O produto deste projeto, na forma de um modelo numérico (MEAPVAS – Modelo de Estimativa de Área de Poça para Vazamentos em Subsolo) implementado em plataforma computacional comercial (COMSOL Multiphysics), trouxe as ferramentas necessárias para a determinação do volume que chega à superfície do solo e que se acumula na forma de um empoçamento, a partir de vazamentos de dutos enterrados.
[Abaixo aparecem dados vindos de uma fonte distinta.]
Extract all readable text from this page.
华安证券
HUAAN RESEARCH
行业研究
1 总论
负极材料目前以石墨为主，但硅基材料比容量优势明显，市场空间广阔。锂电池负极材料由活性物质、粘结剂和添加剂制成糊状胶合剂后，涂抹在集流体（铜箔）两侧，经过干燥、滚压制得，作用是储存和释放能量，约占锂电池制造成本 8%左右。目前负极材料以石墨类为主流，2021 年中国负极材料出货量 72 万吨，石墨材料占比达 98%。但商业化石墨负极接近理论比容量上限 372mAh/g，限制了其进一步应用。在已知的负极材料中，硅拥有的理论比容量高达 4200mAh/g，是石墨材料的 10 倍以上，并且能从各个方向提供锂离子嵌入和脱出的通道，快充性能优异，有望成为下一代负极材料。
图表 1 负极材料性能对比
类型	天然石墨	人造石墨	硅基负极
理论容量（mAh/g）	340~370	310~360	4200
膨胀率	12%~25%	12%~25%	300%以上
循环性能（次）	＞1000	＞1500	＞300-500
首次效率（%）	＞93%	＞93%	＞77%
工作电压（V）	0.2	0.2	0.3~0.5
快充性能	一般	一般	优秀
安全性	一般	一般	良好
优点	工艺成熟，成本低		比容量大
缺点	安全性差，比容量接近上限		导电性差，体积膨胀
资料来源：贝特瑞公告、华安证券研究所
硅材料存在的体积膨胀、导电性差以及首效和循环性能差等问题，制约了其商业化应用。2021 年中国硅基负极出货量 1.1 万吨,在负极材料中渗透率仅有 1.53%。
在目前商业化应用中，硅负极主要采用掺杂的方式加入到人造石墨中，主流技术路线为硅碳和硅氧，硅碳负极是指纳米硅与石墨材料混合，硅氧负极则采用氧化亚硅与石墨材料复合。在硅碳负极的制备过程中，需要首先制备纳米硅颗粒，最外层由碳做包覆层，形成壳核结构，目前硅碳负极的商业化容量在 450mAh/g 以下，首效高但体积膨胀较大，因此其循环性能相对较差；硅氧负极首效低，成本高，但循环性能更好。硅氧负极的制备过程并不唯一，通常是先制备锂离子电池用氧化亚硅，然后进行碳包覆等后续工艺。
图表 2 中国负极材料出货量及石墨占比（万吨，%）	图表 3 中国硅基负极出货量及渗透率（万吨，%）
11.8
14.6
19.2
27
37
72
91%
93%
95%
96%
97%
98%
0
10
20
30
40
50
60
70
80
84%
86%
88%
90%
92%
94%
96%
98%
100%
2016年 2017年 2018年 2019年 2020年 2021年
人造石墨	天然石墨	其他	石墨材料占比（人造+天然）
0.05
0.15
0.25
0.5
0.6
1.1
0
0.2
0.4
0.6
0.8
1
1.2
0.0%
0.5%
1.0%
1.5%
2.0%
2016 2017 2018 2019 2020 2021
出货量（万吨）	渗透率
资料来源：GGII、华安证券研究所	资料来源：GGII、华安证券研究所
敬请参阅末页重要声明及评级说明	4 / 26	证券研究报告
O modelo considerava características do solo, do produto vazado (e suas características), e informações do duto, como pressão no interior, gerando uma interface que transmitia para o usuário informações relevantes sobre o volume de produto vazado e o destino deste volume considerando duas geometrias de danos (furo e ruptura completa) causados ao duto.
Esta ferramenta tinha o intuito de dar suporte técnico na tomada de decisão em eventos de análise dos riscos atrelados à construção e operação de dutos enterrados de transporte de combustíveis e nas atividades de contenção de potenciais vazamentos, onde o principal beneficiário dos resultados do projeto eram as unidades operacionais terrestres do setor de petróleo, gás natural e biocombustíveis. O modelo desenvolvido também podia ser útil em tratativas junto aos órgãos ambientais responsáveis pelo licenciamento e fiscalização deste tipo de empreendimento, na definição da área de empoçamento empregando uma abordagem mais assertiva e baseada em dados de modelamento dos cenários de vazamento.
Conforme definido no escopo inicial do projeto (anteriormente ao aditivo de escopo contratual), era recomendável que o processo de validação fosse realizado em escala de bancada. A bancada, prevista originalmente para o projeto, foi mais tarde desconsiderada devido à interrupção no repasse de recursos causada pelo plano de resiliência adotado pela Petrobras durante a pandemia de COVID-19. Ensaios de bancada, realizados em um modelo físico com um duto enterrado e equipado com instrumentação para monitoramento, facilitariam o controle dos parâmetros de simulação, gerando maior confiança na validação do modelo matemático.